The first semi-comprehensive collection was the 2003 Across the Universe, which had all of the secondary Moore DC-universe stories from the 1980s, but left out the two longer and best-known stories: The Killing Joke and the two-part "last Superman story" Whatever Happened to the Man of Tomorrow? That was then expanded into the 2006 DC Universe by Alan Moore, which added in those two missing pieces.

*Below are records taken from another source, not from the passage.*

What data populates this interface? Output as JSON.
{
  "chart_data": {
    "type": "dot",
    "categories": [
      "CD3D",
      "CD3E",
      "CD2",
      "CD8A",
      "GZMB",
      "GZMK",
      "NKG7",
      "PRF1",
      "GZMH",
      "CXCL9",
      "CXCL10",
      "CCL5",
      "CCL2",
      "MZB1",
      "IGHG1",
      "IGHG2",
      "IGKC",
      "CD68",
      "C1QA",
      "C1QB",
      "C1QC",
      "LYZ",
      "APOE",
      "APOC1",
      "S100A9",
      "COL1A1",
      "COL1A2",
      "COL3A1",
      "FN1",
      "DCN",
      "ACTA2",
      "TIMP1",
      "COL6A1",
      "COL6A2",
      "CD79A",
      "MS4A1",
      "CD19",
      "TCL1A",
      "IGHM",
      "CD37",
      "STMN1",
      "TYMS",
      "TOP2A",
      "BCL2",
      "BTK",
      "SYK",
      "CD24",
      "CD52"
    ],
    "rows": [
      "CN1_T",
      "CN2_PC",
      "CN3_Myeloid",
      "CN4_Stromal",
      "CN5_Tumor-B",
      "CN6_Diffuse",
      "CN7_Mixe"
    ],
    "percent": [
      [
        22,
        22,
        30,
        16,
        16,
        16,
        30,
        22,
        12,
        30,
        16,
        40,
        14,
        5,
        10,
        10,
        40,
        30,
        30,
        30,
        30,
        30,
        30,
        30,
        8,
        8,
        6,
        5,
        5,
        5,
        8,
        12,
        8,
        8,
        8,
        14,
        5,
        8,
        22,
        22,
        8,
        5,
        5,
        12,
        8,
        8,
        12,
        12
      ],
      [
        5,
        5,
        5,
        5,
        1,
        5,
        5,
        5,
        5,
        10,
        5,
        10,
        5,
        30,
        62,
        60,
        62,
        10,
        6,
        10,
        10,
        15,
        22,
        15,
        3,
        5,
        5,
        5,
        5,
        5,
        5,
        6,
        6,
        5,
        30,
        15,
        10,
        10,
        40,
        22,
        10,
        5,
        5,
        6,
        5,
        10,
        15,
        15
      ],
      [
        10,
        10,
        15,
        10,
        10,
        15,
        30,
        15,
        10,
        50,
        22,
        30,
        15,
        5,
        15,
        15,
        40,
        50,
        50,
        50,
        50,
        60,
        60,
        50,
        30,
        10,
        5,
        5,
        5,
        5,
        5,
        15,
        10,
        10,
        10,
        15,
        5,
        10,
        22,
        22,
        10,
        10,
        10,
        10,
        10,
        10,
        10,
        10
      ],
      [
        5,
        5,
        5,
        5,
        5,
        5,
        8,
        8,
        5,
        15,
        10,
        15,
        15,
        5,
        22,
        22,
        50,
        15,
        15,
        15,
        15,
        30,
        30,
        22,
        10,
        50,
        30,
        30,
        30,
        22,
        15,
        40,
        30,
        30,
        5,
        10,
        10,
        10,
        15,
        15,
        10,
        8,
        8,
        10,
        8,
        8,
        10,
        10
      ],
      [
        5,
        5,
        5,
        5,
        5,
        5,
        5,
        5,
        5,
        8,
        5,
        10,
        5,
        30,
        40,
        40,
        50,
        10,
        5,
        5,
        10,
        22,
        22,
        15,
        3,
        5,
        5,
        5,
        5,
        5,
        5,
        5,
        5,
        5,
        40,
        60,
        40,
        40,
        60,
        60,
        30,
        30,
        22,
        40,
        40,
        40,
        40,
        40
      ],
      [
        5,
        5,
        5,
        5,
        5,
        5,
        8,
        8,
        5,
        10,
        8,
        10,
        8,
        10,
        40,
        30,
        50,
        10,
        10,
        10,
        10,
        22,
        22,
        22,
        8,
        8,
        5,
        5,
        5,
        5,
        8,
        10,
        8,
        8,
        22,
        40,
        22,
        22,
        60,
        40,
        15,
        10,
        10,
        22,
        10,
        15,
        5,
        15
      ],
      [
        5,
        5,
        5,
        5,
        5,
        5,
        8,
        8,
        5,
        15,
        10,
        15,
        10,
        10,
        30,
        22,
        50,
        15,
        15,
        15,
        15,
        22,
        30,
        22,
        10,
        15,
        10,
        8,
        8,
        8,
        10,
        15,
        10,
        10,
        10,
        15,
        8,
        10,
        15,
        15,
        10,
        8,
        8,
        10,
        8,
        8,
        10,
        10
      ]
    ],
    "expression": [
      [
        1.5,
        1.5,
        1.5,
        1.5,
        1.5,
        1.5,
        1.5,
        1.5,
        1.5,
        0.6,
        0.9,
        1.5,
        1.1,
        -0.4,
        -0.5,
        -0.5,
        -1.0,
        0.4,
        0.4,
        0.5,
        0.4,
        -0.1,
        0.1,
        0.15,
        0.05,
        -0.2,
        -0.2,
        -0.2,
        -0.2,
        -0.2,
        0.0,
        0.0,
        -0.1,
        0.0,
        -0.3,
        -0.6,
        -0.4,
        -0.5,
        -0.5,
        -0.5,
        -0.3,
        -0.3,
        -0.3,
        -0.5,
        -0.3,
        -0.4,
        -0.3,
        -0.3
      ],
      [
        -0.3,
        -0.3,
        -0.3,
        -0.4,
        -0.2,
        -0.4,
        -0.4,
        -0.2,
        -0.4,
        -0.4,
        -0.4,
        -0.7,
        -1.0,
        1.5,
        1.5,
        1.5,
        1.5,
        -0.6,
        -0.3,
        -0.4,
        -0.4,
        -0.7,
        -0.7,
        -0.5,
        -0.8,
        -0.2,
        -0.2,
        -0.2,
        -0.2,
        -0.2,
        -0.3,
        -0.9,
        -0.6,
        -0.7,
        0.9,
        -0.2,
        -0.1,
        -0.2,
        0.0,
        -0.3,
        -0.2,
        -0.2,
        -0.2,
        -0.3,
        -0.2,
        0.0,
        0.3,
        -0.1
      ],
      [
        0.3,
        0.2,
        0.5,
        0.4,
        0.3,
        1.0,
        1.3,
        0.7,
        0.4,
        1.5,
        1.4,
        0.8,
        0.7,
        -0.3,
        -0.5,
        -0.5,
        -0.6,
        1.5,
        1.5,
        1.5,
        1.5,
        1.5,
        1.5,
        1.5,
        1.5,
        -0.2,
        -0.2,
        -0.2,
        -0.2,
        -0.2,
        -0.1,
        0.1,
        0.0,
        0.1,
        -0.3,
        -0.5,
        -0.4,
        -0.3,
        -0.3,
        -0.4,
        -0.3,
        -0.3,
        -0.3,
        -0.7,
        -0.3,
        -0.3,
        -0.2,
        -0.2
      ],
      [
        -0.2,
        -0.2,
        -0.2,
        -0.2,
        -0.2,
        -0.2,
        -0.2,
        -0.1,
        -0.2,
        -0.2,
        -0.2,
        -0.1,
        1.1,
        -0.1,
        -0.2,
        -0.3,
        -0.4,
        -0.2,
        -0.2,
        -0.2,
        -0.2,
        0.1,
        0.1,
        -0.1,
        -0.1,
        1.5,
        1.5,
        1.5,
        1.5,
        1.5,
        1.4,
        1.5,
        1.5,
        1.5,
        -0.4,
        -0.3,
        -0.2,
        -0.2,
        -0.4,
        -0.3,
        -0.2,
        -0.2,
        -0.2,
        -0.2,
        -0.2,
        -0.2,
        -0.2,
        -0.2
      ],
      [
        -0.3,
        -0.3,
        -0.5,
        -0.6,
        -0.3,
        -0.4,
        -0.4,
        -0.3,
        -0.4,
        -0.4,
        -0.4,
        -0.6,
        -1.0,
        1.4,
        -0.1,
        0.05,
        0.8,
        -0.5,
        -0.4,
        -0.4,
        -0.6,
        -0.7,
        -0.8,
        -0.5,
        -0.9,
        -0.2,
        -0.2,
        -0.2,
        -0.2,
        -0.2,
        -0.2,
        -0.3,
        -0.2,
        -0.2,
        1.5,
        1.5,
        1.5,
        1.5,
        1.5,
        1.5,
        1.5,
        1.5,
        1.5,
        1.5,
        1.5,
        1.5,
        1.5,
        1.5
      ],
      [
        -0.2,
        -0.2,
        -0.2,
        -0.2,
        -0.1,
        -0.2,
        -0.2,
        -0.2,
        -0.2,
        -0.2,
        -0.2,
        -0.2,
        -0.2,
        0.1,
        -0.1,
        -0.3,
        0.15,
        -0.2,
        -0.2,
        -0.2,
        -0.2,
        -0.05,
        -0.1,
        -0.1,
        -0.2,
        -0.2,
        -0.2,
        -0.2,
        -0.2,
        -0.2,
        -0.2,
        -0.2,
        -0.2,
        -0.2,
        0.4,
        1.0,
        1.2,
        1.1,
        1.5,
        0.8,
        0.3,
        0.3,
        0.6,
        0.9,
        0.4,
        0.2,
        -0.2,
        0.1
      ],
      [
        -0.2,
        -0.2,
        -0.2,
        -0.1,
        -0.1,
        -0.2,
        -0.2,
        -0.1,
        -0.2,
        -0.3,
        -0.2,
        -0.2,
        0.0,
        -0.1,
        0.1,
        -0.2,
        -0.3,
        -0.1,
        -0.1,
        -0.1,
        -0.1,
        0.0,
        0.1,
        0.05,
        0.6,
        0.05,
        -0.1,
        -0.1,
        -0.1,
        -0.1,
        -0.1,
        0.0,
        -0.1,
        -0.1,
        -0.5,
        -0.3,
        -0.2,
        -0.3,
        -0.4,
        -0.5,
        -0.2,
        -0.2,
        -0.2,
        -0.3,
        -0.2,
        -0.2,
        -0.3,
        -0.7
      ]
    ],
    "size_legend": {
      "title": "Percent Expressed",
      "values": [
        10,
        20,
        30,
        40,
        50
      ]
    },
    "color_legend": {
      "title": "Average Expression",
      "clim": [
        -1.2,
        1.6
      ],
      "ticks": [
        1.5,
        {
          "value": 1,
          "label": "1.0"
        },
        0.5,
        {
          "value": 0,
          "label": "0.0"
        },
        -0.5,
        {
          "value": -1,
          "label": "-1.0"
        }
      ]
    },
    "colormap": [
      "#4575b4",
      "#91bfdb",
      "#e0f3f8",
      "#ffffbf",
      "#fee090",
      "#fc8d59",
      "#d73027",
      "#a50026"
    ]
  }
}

That was the book I thought I was buying. Instead I got the 2011 DC Universe by Alan Moore, which leaves out The Killing Joke
again (for no obvious reason), but adds in over two hundred pages of
minor Wildstorm comics from the late '90s that must have been cluttering
up the DC offices. There's an end-of-the-universe story that might be
good if you know who the characters are (besides the central one being
Yet Another Moore Superman Analog), the first four issues of Voodoo,
which are decent but very '90s, a strange three-part story about
someone being cloned into various other bodies to hill him/herself
repeatedly, and a silly short back-up piece from WildC.A.T.S. The art in particular on the Wildstorm-era comics has to be seen to be believed, and that's not a compliment.
Luckily, no one will buy the book for that stuff anyway. We also didn't buy it for the more obscure '80s stuff -- the two-part Green Arrow story, the two-part Vigilante story, a couple of Omega Men back-ups. Most people who aren't me won't even care about the Superman-Swamp Thing team-up from DC Comics Presents, "The Jungle Line," but they're just deprived. Even the Batman/Clayface story here isn't the draw.

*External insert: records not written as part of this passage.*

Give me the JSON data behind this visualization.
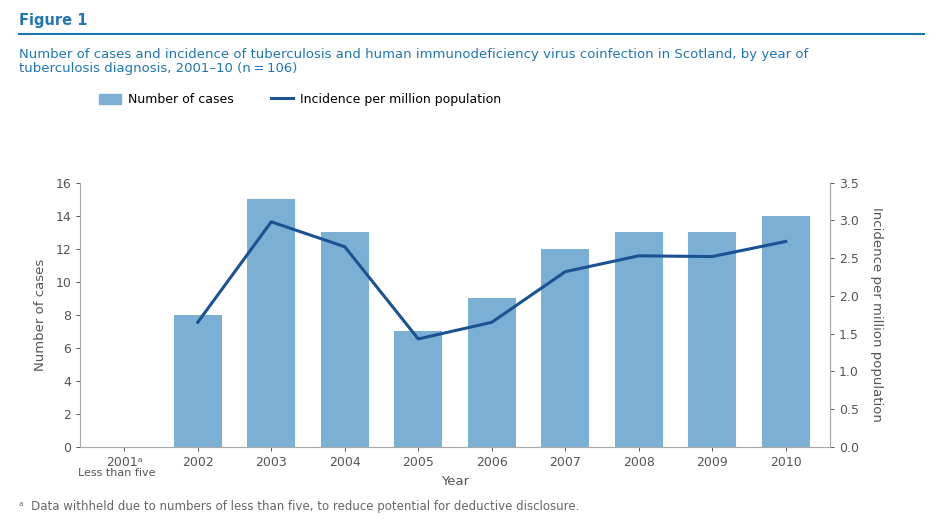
{
  "years": [
    "2001ᵃ",
    "2002",
    "2003",
    "2004",
    "2005",
    "2006",
    "2007",
    "2008",
    "2009",
    "2010"
  ],
  "x_positions": [
    0,
    1,
    2,
    3,
    4,
    5,
    6,
    7,
    8,
    9
  ],
  "bar_values": [
    0,
    8,
    15,
    13,
    7,
    9,
    12,
    13,
    13,
    14
  ],
  "line_values": [
    null,
    1.65,
    2.98,
    2.65,
    1.43,
    1.65,
    2.32,
    2.53,
    2.52,
    2.72
  ],
  "bar_color": "#7bafd4",
  "line_color": "#1a5294",
  "ylim_left": [
    0,
    16
  ],
  "ylim_right": [
    0,
    3.5
  ],
  "yticks_left": [
    0,
    2,
    4,
    6,
    8,
    10,
    12,
    14,
    16
  ],
  "yticks_right": [
    0.0,
    0.5,
    1.0,
    1.5,
    2.0,
    2.5,
    3.0,
    3.5
  ],
  "ylabel_left": "Number of cases",
  "ylabel_right": "Incidence per million population",
  "xlabel": "Year",
  "title_label": "Figure 1",
  "subtitle_line1": "Number of cases and incidence of tuberculosis and human immunodeficiency virus coinfection in Scotland, by year of",
  "subtitle_line2": "tuberculosis diagnosis, 2001–10 (n = 106)",
  "legend_bar_label": "Number of cases",
  "legend_line_label": "Incidence per million population",
  "footnote": "ᵃ  Data withheld due to numbers of less than five, to reduce potential for deductive disclosure.",
  "less_than_five_label": "Less than five",
  "bg_color": "#ffffff",
  "title_color": "#2076b4",
  "subtitle_color": "#2076b4",
  "axis_color": "#555555",
  "bar_width": 0.65
}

No, what's really important here is Whatever Happened to the Man of Tomorrow?,
the ultimate Silver Age story, and "For the Man Who Has Everything,"
possibly the best Superman story ever. (I also entertain the possibility
it could be Elliott S! Maggin's novel Miracle Monday.) And the
Green Lantern stories are fun, too -- "Mogo Doesn't Socialize," about
the biggest lantern; "Tygers," which explains why Abin Sur was using a
spaceship when he died and has the unique distinction of having Kevin
O'Neill's entire drawing style rejected by the Comics Code Authority;
and "In Blackest Night," about the Green Lantern who actually belongs to
a slightly different organization.
Alan Moore probably doesn't really want you to read any of that. But, then, Franz Kafka didn't want us to read anything
he'd written, and we don't listen to him, either. These are good comics
stories in an '80s superhero mode, as "reality" was starting to be
taken seriously and caption boxes were expanding to incredible
dimensions. They're not the greatest comics ever -- hardly anything is
-- but they're very good for what they are, and showed some light at a
time when it looked like comics could keep getting better like this. That turned out to not be true, but it wasn't Alan Moore's fault: he pushed as hard as he could in the right direction for a long time.